Ali, biraz üzgün babaannesine baktı. Yaşlı kadın, torunu için ne yapabilirim diye düşünüyordu, bir şeyi hatırlamanın rahatlığıyla torununa baktı.

—Ali'cim, kaplumbağalar acıktığı zaman dilleri pembe renkte olur, karınlarını doyurduklarında dilleri daha kırmızımsı olur.

İnanamayan gözlerle babaannesini dinliyordu. Bir soru aklına gelmiş gibi babaannesine sordu:
—Babaanne kışın soğukta, karda nerede kalıyorlar, sırtındaki evinin içinde mi kışı geçiriyor?
—Onlar da kendilerine ev yapıyorlar. Toprağın içine doğru girebilecekleri kadar oyuk açıyorlar ve kışı orada geçiriyorlar. Bu karada yaşayan kaplumbağalara, “tosbağa” da denir.

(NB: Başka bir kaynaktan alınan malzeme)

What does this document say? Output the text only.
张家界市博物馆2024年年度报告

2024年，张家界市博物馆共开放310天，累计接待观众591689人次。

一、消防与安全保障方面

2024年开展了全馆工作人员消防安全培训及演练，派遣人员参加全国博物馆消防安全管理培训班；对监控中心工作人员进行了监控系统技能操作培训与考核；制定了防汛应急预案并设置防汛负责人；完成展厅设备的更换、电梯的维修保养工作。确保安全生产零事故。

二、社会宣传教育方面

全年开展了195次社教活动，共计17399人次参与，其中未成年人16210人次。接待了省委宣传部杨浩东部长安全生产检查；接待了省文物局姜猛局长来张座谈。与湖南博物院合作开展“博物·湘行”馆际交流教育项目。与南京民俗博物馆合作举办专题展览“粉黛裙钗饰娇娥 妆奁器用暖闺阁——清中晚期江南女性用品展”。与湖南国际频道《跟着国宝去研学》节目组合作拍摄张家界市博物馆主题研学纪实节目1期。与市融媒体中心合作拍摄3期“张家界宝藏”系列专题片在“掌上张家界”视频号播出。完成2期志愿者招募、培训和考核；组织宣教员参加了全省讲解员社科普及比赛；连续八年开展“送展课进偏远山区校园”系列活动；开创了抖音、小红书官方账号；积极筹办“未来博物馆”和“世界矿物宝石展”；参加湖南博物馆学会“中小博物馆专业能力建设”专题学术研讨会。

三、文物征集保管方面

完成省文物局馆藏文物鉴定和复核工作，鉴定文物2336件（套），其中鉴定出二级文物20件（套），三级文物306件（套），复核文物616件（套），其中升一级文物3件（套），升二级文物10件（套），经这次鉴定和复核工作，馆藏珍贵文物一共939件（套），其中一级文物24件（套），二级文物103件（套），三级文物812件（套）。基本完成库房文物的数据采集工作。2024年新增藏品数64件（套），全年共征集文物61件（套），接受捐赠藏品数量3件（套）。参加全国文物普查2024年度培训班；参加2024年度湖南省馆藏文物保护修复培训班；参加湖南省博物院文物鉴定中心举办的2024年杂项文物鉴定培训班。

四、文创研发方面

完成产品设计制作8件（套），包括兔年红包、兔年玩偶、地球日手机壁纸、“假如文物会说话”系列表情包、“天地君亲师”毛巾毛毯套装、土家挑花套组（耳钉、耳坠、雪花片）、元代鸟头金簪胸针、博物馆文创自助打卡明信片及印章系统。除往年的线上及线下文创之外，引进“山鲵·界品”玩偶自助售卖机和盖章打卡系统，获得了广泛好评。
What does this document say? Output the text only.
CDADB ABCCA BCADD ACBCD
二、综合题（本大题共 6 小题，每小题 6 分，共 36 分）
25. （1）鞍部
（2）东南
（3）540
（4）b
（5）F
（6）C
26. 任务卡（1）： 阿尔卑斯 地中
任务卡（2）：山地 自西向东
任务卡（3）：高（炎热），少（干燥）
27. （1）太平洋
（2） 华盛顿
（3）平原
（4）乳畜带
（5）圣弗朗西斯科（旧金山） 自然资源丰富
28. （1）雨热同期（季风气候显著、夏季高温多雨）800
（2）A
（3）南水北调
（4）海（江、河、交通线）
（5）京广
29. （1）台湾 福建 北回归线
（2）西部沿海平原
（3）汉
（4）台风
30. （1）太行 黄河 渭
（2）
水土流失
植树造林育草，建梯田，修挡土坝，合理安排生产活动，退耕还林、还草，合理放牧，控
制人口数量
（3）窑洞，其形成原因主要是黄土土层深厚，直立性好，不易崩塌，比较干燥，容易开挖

Kendisini dinleyen torununa baktı, anlamış gibi dinliyor olmasından memnundu:

—Tamam, hadi gidelim, işimiz bitti. Bizim olmadığımızı anlayınca gelmeye başlamıştır, tabi bizi görünce evinin içine saklanır yine. İşte bak gördün mü geliyor. Kavunu al da önüne koy, biz uzaklaşınca yemeye başlar:

—Babaanne, bütün bunları sen nereden biliyorsun?

Gözleri ışıl ışıl, hayranlıkla babaannesine bakıyordu. Yaşlı kadın, torununa yan gözle bir baktı ve gülümsedi.

—Ali'cim yüzyıllardır bir bilgi birikiminin içine doğuyoruz. Tabi bu yaşıma kadar bu doğanın içinde beraber yaşıyoruz, zamanla gözlemleme şansımız oluyor. Mesela sen, benim söylediklerimi duydun ve öğrendin. Annenden, babandan; okula başladığında okuldan ve tabi ki kitaplardan öğreneceksin. Sen de çok bilgi biriktirmiş olursun, büyüyünce sen de kendi çocuğuna ve torununa söylersin. Ali, onaylar gibi başını salladı.

Ali, onaylar gibi başını salladı. Bahçeden kopardıkları sebzeleri ellerinde yürüyorlardı, güneş ışınları, yaşlı kadının eklemlerine ve kemiklerine iyi gelmişti, kendini daha rahat hissediyordu.